Three days later and a week sooner than he’d predicted, Dr. Wieland pronounced Caitlin fit for travel and she was discharged to the care of her family and to the postsurgery specialist who awaited her in Wisconsin. That afternoon, she and Sean left their parents in the motel as they’d left them one July morning long ago and they drove out of the city in the new car and up into the mountains, Sean at the wheel and Caitlin arranged in the backseat with her pillows. Up and up the winding pass as before to the Great Divide where the waters decided which way to go, east or west, and without stopping they looked at the families who’d pulled over and they saw children on the slope above the parking lot making snow angels in the high old snow, in the warm April sun, and they drove down again, down once more into the small resort town and everything was as she remembered it and they passed the motel where her parents and the boy had lived while they searched and while the sheriff and his people searched and the rangers and the FBI searched and the whole world searched and none of them ever more than ten miles from where she was as the crow flies and none of them ever anywhere near her for that.
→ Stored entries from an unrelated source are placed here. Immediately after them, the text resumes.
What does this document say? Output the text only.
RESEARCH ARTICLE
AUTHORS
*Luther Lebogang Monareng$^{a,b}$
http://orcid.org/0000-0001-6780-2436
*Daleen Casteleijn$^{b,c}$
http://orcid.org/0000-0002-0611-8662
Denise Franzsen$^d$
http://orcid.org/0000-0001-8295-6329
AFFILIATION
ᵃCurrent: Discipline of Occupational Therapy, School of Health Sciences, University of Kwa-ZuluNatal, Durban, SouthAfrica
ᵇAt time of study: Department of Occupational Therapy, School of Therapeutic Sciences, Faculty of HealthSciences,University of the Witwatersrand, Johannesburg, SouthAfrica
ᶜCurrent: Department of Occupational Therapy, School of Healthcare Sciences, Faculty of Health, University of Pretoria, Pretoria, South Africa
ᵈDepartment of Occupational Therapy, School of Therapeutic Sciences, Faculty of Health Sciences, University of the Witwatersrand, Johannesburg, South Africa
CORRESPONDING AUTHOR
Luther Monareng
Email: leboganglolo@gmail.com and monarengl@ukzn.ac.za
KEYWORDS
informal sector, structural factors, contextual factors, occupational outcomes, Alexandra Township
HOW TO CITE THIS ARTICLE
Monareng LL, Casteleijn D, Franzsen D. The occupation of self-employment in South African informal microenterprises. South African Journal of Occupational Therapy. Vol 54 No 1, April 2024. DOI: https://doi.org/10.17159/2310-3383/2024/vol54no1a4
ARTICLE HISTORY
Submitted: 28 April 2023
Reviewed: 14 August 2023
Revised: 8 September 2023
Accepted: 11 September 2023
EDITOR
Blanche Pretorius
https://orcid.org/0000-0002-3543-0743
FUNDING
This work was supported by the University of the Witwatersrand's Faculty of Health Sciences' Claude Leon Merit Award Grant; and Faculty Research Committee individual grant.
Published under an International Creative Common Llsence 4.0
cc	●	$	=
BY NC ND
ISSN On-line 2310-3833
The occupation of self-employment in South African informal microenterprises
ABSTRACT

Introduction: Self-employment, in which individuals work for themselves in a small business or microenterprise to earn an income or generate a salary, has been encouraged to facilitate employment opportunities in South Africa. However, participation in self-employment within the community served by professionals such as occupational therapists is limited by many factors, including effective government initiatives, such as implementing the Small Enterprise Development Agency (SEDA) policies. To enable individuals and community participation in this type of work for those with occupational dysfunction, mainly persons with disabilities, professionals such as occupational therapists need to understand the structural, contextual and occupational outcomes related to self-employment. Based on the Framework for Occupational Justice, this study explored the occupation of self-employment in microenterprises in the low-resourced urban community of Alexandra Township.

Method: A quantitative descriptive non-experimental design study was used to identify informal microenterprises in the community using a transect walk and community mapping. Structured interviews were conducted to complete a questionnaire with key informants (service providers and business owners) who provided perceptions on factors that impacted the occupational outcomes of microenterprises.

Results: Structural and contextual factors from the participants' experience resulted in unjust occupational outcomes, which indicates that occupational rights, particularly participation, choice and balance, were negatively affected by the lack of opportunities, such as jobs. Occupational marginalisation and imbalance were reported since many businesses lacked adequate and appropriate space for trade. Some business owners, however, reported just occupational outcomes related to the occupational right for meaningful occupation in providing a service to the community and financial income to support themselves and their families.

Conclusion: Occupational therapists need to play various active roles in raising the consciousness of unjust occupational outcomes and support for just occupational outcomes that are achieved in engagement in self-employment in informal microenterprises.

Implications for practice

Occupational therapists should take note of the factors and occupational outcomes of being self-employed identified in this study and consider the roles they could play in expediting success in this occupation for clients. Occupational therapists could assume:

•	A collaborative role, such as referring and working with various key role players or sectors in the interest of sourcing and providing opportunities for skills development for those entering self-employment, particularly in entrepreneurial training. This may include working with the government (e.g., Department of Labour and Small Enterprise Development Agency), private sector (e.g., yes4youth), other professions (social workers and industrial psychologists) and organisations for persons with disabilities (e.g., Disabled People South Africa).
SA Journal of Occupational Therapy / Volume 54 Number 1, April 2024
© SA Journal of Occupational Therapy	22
The road was called Ermine, she remembered that, and they found it and followed the black swings of it up into the pines again, and at each intersection Sean stopped while Caitlin studied his old map in its four faded pieces, and he went whichever way she told him to go and they were not up there long before she had him pull over and park.

It did not look like the place to him but he killed the engine and got out and collected her crutches from the back and stood by as she wrestled herself up out of the car, and when she was up on her one foot he handed her the crutches. She took a few steps on the blacktop and stopped and lifted her face to the sun and breathed slowly.

“You get used to them,” he said.

“I know. I remember.”

“You remember?”

“I had them when I was seven.”

“I don’t remember that.”

“I do.”

“What happened?”

“Dad ran over my foot.”

“Dad ran over your foot.”

“I came running out of the house and he backed over my foot. My own stupid fault.”

“Was he drunk?”

She shrugged. “All I remember was he was leaving and he hadn’t said good-bye.”

They stood in the sun. There was the smell of the desiccated needles and of the sap weeping from the pines. Then they left the blacktop and made their way through the pines, Caitlin choosing her steps carefully and Sean following, ready to reach out but knowing he would not have to, that already she’d integrated the crutches into the thoughtless mechanics of movement, as she’d integrated the absence of one human foot and would integrate the mechanical one when it came.

They entered the glen and sat on the stone bench in the freckled light. The white and maimed Virgin stood as before amid the white trunks of the aspens and the chalky headstones. There was the weird sense of being back in time, at the beginning, a sense of knowing what was coming. Everything in the glen had an arranged, artificial look to it, like staging—even the light, even themselves. She was winded and as she caught her breath he leaned to look

for the plaque, expecting it to be covered in growth as in his dream, but it wasn’t.

She saw him reading the plaque and turned to read it herself.

Right Reverend Tobias J. Fife,

Bishop of Denver, Mercifully Grants,

In the Lord, Forty Days of Grace

For Visiting the Shrine of the Woods

And Praying before It,

1938.

The little aspen leaves stirred and they felt the breeze, brief and cool.